Pela Ciência em Portugal

Nacional

Num dia quando se discutiu o Sistema Nacional de Saúde e como este tem sido sistematicamente depauperado, sua rede reduzida com encerramentos, seus recursos humanos forçados a emigrar, com efeitos directos e dramáticos sobre a saúde dos Portugueses, quase parece mau tom referir uma outra área onde as políticas de austeridade (cabe até dizer de morte lenta) dos governos de direita tem tido assinaláveis efeitos. Quase. Estas políticas têm sido tão transversais, atacando até áreas predilectas da direita, como a segurança interna e a defesa, que é imperativo que não nos esqueçamos que não se trata de um mau ministro numa área, má organização ou gestão de um qualquer sistema, mas do culminar de políticas de vários governos da troika nacional de estrangular toda a esfera pública e atentar os interesses nacionais, e a Constituição da República e os direitos nela consagrados. Vem este texto a propósito do estado da Ciência em Portugal.
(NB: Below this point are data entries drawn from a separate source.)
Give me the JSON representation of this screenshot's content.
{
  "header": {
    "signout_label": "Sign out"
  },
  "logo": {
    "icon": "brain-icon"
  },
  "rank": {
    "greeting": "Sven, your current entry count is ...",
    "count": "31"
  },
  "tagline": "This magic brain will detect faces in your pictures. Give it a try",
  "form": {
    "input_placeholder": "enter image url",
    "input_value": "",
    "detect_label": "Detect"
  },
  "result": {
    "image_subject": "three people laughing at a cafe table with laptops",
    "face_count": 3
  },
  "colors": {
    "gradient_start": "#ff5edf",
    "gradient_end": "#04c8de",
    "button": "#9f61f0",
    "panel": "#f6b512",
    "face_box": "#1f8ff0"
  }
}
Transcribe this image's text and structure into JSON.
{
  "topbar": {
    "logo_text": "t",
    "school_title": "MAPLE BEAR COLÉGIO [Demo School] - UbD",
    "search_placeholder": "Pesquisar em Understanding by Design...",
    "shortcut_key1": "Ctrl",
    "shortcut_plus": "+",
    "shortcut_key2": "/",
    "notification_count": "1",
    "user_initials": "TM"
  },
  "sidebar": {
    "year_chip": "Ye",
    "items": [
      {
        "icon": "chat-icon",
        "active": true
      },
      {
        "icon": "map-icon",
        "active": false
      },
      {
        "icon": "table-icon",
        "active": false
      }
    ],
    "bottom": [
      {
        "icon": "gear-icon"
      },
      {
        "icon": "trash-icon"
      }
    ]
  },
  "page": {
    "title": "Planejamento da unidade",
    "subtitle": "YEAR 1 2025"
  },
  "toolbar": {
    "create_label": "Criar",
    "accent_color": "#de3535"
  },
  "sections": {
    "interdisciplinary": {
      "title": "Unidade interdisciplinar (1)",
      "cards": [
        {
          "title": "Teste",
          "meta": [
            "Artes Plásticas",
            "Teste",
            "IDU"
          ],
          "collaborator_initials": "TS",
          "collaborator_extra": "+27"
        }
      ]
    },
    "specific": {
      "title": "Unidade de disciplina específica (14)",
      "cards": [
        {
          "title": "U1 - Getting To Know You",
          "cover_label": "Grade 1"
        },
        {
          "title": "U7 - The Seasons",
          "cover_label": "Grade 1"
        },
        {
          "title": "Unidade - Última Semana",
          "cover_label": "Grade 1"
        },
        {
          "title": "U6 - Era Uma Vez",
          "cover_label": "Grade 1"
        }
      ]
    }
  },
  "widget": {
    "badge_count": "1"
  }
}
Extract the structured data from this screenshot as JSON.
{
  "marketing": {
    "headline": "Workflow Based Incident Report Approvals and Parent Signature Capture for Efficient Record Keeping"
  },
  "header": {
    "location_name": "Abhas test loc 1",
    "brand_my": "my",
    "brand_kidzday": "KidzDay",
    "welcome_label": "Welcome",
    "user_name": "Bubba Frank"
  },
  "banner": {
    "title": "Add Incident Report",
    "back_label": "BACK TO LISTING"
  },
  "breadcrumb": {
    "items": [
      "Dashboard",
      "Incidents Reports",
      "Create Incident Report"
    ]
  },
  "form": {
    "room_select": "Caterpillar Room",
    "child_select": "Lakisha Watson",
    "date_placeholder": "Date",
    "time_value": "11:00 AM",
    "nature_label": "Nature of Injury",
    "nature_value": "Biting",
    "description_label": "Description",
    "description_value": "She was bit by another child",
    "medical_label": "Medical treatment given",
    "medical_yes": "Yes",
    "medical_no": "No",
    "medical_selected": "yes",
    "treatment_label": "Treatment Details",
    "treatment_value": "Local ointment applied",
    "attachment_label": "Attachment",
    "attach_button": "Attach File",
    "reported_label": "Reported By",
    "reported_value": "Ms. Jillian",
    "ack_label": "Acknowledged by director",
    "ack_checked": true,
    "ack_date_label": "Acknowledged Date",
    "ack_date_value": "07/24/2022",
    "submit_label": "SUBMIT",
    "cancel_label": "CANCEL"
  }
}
Amanhã (5/Fev), pelas 14h, os bolseiros e candidatos a bolseiros vão realizar um protesto junto à Fundação para a Ciência e Tecnologia (FCT) “a fim de exigir uma avaliação verdadeiramente científica para todos os candidatos e o aumento do número de bolsas atribuídas”, segundo se lê no apelo da Associação dos Bolseiros de Investigação Científica (ABIC) que convoca o protesto.

Recorde-se que já o ano passado os bolseiros e outros investigadores realizaram similar protesto. Pois já o ano passado, o concurso foi minado de problemas e objecto de um valente corte no número de bolsas individuais atribuídas. A tendência este ano foi igual, com uma agravante. A FCT encontrou forma de burocraticamente excluir centenas de candidaturas. São inúmeros os casos de candidatos que tendo provas de entrega atempada dos documentos, e não tendo recebido qualquer resposta por parte da FCT, souberam apenas na semana passada (quando os resultados foram anunciados) que haviam sido excluídos porque faltava um documento, uma parte da candidatura alegadamente estava mal preenchida, etc. Por em cima de critérios de exclusão assentes no primado da excelência, sumam-se falcatruas processuais de exclusão. Muito haveria a dizer sobre o mérito do critério de excelência e seus efeitos perniciosos. Resume-se à pretensa evocação do mérito para justificar cortes. Darei um exemplo. Os critérios de avaliação, alterados mais uma vez, desta feita premiaram na prática apenas publicações em revistas no primeiro quartil da área, ou seja revistas de topo; e financiamento recebido.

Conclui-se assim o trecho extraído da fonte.